For the three months ended September, the FTSE 250-listed company saw its net fees grow by 7% on a headline basis, with like-for-like growth of 9%.
Hays said the relative strength of sterling against the Australian dollar and euro reduced its reported net fee growth.
The best performers in the first quarter were the Germany and Rest of World segments, both increasing net fees by 12%, the company said.
The Australia & New Zealand segment's net fees decreased 1% in the period.
"We have made a good start to our financial year, delivering another record quarterly net fee performance. Against increasingly tough comparatives, net fees in our International businesses grew by 11%, including 10 all-time records," Chief Executive Alistair Cox said.
The company's Temporary business, which accounts for 57% of total fees, like-for-like fees increased 8% in the period. Like-for-like net fees for the Permanent business - 43% of total revenue - increased 11%
He continued: "Germany and Rest of World continued to perform strongly, Australia delivered its 17th consecutive quarter of growth and, despite ongoing economic uncertainties, our UK business continued to grow modestly."
The company expects a GBP5 million operating profit headwind for the full year on exchange rate movements.

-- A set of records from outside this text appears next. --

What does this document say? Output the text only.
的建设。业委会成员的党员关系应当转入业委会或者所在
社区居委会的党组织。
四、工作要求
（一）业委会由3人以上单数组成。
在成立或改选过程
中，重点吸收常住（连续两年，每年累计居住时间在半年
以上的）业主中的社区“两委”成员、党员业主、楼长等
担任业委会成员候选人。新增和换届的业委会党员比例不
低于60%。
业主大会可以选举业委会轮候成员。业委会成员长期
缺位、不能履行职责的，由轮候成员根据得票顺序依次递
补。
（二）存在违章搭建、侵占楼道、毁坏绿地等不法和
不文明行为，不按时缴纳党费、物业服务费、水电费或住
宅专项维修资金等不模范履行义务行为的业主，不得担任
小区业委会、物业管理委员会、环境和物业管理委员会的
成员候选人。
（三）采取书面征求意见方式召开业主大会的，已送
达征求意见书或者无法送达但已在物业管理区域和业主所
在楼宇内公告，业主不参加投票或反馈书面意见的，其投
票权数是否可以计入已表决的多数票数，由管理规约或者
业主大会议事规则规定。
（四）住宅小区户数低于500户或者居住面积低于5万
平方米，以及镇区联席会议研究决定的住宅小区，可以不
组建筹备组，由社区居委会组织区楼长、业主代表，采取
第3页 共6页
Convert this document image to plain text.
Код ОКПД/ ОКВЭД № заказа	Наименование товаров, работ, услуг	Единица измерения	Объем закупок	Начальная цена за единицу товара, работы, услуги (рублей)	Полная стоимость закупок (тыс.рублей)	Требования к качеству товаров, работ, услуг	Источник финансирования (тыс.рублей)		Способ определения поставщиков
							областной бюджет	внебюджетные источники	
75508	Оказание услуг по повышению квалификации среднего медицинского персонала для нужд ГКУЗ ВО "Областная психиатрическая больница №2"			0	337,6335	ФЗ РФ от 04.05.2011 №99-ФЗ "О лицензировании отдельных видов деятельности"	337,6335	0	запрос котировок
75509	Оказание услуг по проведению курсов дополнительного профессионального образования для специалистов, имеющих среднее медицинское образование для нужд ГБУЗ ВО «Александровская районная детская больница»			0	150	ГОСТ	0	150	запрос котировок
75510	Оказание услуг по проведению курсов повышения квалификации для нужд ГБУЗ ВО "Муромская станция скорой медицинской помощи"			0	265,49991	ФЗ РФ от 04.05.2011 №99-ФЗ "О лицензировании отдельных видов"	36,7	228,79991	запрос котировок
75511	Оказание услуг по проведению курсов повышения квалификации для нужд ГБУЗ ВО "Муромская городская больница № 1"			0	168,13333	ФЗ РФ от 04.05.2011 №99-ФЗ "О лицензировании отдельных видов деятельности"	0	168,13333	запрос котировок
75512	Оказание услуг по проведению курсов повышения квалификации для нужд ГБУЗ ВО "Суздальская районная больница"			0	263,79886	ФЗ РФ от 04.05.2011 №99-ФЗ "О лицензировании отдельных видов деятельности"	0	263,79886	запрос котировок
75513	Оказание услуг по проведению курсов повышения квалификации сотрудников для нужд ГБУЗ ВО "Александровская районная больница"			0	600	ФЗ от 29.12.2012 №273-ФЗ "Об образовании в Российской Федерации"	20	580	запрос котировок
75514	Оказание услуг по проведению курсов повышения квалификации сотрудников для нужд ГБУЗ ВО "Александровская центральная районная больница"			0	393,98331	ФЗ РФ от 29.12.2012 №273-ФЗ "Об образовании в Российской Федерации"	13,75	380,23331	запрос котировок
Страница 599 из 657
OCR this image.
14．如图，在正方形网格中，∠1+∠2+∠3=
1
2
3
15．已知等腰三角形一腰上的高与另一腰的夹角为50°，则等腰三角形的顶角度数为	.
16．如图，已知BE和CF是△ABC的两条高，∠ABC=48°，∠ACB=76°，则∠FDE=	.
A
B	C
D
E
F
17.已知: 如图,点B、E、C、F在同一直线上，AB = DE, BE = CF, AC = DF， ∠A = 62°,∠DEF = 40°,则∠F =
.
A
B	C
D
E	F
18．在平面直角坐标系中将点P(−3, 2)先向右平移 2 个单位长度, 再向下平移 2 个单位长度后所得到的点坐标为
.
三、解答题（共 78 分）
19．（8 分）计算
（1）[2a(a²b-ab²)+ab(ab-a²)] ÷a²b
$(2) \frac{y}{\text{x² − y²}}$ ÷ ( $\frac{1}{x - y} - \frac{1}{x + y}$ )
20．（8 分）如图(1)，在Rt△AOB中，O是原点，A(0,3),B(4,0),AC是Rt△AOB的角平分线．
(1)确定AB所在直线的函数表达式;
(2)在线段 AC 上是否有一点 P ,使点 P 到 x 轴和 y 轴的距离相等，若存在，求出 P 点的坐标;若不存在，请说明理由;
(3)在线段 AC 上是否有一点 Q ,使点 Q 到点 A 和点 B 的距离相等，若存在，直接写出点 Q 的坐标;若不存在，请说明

Hays had net cash of around GBP80 million at September 30, up from GBP60 million at the end of the first quarter in 2017, but down from GBP122.9 million at the end of the financial year three months ago.
The company said the decrease was in line with expectations and is due to "normal timing and phasing of cash flows".
Cox added: "Looking ahead, while we are mindful of macroeconomic conditions, the outlook remains positive across our International markets. We are continuing to invest in our key structural growth markets, notably Germany, France, the USA and Asia to capitalise on the many opportunities we currently see. We remain focused on driving profitable, cash-generative growth and leveraging our platform, which is the largest and most balanced in our industry. This means we can look to the future with confidence."
The company's consultant headcount increased 5% in the quarter, reflecting "normal seasonal graduate intake" and in line with expectations.
Shares in Hays were down 13% Thursday morning at 153.90 pence each.